It's a tale as old as time that you and you and a pal get along super well, feel super connected, and nothing seems like it could ever get in the way of that dynamic. That is, until they fall for someone who just doesn't do it for you. But does the situation of your friend dating someone you don't like need to be the nail in the coffin of an otherwise fantastic bond?
Figuring out how to deal when your friend is dating someone you don’t like was the main topic of discussion during this week’s episode of The Well+Good Podcast. During the chat, author, psychologist, and friendship expert Marisa Franco, PhD, gave advice for how to approach the situation with your friend and do everything you can to protect your relationship with them.
Listen to the full episode here.
First and foremost, know that it’s normal for friendships to go through conflict—and not liking your person's person definitely constitutes a conflict. To keep the quality of the friendship in tip-top shape, it's important to work through those with just as much intention and attention as you would with romantic relationships.
“People are so afraid of acknowledging conflict in friendship.” —friendship expert Marisa Franco, PhD
“People are so afraid of acknowledging conflict in friendship,” says Dr. Franco, adding that folks too often assume a friendship will be over when they need to broach a tricky topic—like, ahem, if a friend is dating someone you don’t like. This assumption, she says, is largely misplaced, as conflict is normal and conflict resolution may even facilitate growth. “Ruptures are part of intimacy in friendship—as they are in romantic relationships, as they are in family relationships,” Dr. Franco says. “That's just what it means to be intimate with someone—there's going to be miscommunications, disagreements, [and] different needs that you have to negotiate.”

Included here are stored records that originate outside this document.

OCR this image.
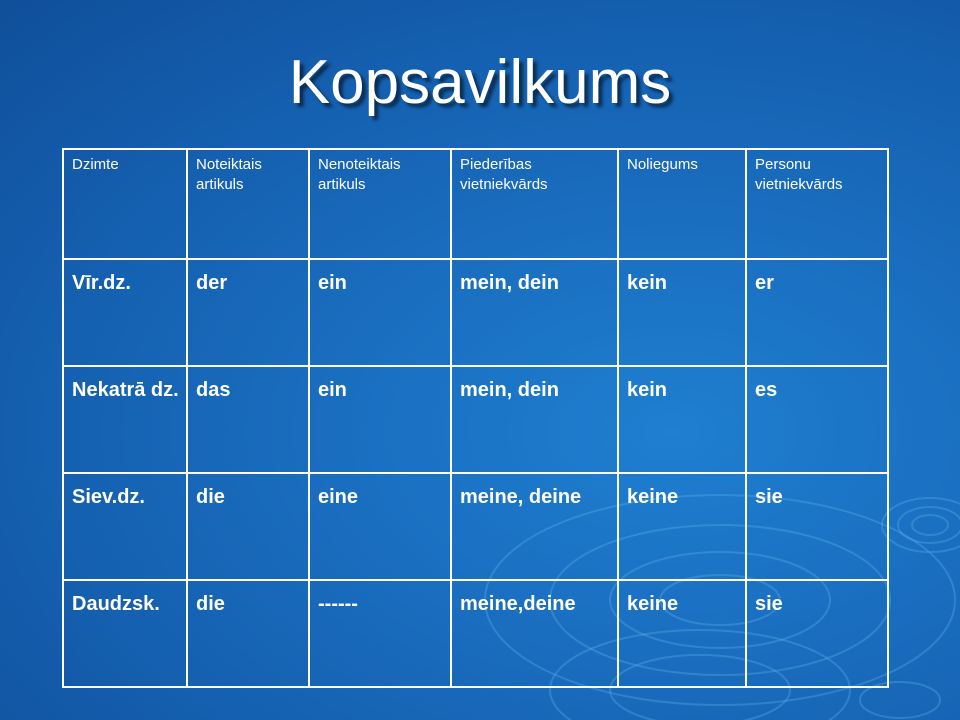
Kopsavilkums
Dzimte	Noteiktais artikuls	Nenoteiktais artikuls	Piederības vietniekvārds	Noliegums	Personu vietniekvārds
Vīr.dz.	der	ein	mein, dein	kein	er
Nekatrā dz.	das	ein	mein, dein	kein	es
Siev.dz.	die	eine	meine, deine	keine	sie
Daudzsk.	die	------	meine,deine	keine	sie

And, to be sure, not liking your friend’s person is absolutely a reason why you might experience conflict in your platonic connection. Once you understand that conflict is a normal part of a friendship, though, you'll become less fearful of approaching your bestie and letting them know that you’re not exactly fond of their partner.

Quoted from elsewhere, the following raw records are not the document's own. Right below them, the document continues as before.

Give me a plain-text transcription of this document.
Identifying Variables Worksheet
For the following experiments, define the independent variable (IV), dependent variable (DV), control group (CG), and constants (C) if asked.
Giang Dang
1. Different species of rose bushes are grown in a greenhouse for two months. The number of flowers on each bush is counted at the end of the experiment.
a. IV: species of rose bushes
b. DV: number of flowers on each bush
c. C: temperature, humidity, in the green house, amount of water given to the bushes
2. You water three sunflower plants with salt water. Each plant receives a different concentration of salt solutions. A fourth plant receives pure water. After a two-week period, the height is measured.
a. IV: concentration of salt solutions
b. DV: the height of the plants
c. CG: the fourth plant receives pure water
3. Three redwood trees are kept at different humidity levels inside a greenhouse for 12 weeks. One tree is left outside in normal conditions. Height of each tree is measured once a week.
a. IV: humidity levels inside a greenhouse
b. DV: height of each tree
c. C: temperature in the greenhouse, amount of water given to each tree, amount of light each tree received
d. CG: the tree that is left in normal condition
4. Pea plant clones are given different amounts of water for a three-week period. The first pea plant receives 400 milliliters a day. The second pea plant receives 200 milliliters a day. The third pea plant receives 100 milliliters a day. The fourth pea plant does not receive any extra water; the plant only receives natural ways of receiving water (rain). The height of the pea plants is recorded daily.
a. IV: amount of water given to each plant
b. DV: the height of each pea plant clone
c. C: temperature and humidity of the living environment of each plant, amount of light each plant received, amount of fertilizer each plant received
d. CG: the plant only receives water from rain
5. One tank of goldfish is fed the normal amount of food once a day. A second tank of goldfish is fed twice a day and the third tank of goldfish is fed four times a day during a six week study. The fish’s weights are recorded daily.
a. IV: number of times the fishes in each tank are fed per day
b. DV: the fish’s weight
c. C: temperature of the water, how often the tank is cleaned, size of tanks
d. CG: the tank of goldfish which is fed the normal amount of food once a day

How to tell your friend they’re dating someone you don’t like
Instead of starting the conversation with the tough news that you don't like your friend's partner, Dr. Franco suggests focusing on how you, yourself, feel as well as how much you value your relationship with your friend.
“You want to start with a framing sentence, and that sentence should emphasize how important the friendship is to you,” says Dr. Franco. To open a healthy dialogue, Dr. Franco suggests saying something like, “Hey, I love you. I value you. You've always been my person,” and then acknowledging that the friendship is going through a change because they’re now in a relationship.
This way you're signaling that you're coming from a place of love for them, so there's no need for them to jump to the defensive. “That sits really differently than being like, ‘You've been ignoring me,’ [which comes off as] attacking,” says Dr. Franco.
From there, you might consider how your friend responds. Good signs, according to Dr. Franco, include:
- Your friend doesn’t get defensive because they know you want what’s best for them.
- They hear all of your concerns and ask you why you have them.
- They’re open to fulfilling your needs in the friendship.
To communicate your needs to your friend, though, you first have to identify what those needs actually are: How often would you like to see your friend in a one-on-one setting? What kind of activities do you want to do with them? What do you miss about when they were single? These questions can help you arrive at a solution that makes you feel closer to your friend, even if you don't like their boo.
And since friendship is two-sided, it’s integral for you to also consider your friend’s needs (in addition to just your own) and how those needs might have changed since they started up with their partner. So, ask them what their friendship needs are so you can assess whether or not you can meet them. Once you both establish what your friendship needs are, you can find an overlap and figure out what’ll be an appropriate compromise for all parties involved.
What to do if you're unsure it's worth bringing up at all
It's important to be careful that your biases don’t play into how you evaluate your friends’ partners, Dr. Franco says. For example, consider whether your friend is dating someone you simply don’t like or get along with or someone who’s displaying more alarming romantic relationship red flags, like excessive jealousy. The difference between these situations might inform how you go about communicating with your friend.
To help you determine where your situation falls, you might want to chat with a mutual friend, says Dr. Franco. “Sometimes it can be helpful to engage in some sort of consensus-sharing with your other friends,” she says. “Like, ‘I heard that this happened—this was my reaction. What did you think about that? Is this a concern that I should bring up?’”
If your other pals don’t think that it’s worth bringing up, ask yourself how much of your own experience is potentially affecting how you think about your friend’s partner. If you still feel that this isn’t the person for them, communicate that from a place of love. So long as you’re open, honest, and mindful in your communication, a friend dating someone you don’t like is not a reason that particular platonic connection will end.